If that's the case (and it should be), you just need to add that user to the specific group of that directory and allow group write access, 764
most likely, though the last digit may change based on other needs.
You can probably figure out which user is running by changing the upload script to do:
system ("id >/tmp/id.txt")
or whatever the equivalent is in PHP for running a command line tool.

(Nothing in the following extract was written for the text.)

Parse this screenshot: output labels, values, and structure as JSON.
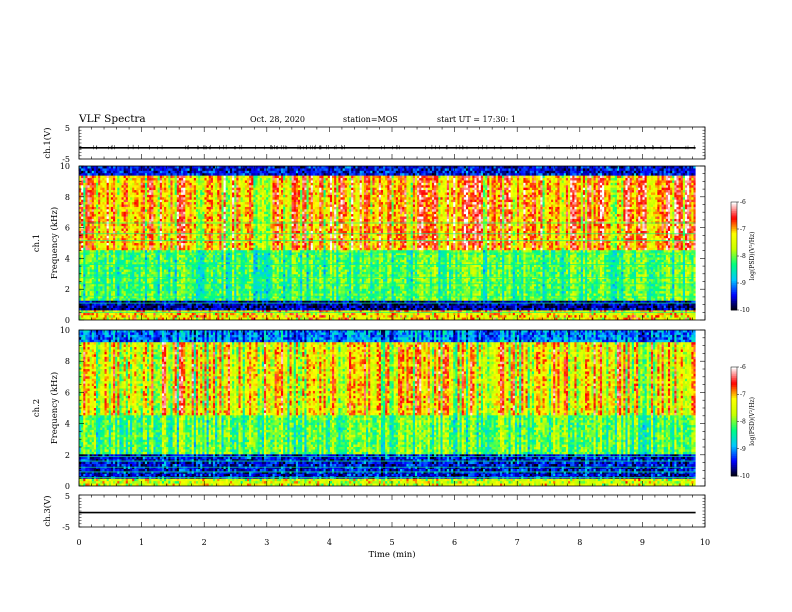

Then check the /tmp/id.txt
file for the details. You'll have something like:
uid=1000(php) gid=1000(phpgrp) groups=1000(phpgrp)
Once you find that out (php
), work out the group of that images
directory:
pax> ls -ald images
drwxr-xr-x 4 pax paxgrp 4096 2010-06-14 16:38 images
That would be paxgrp
from the above transcript. Then ensure that the php
user is added to the paxgrp
group. This can usually be done in /etc/group
by changing, for example:
paxgrp:x:1027:bob,george
into:
paxgrp:x:1027:bob,george,php
then ensure the directory permissions allow group (but not world) writes.
And, based on your update, it doesn't actually matter who owns your PHP file, just who's running it, and that may not be danny
at all.
Otherwise, I could remove any file on the hard disk because rm
is owned by root :-)
The quickest way to find that user out for certain is to change that file so that it outputs the id
information as I suggested.
And any ideas why it is not working?
Other than permissions, make sure to specify proper settings for:
- file_uploads
- upload_max_filesize
- memory_limit
- max_execution_time
- post_max_size
See:
- How to optimize your PHP installation to handle large file uploads
Also make sure that:
- You have specified the
enctype="multipart"
in the form
- Check the files array with
print_r($_FILES);
The answers here are great, I just wanted to add one other possibility. You mentioned that a user "Danny" has root access and this Danny owns the files/dirs. With a non-CLI PHP script, the web server user should own the script, then you wouldn't need the public to be able to read write and execute (honestly, if you do it right, you should be able to set permissions to 700 and still be ok - though it's usually never that restricted).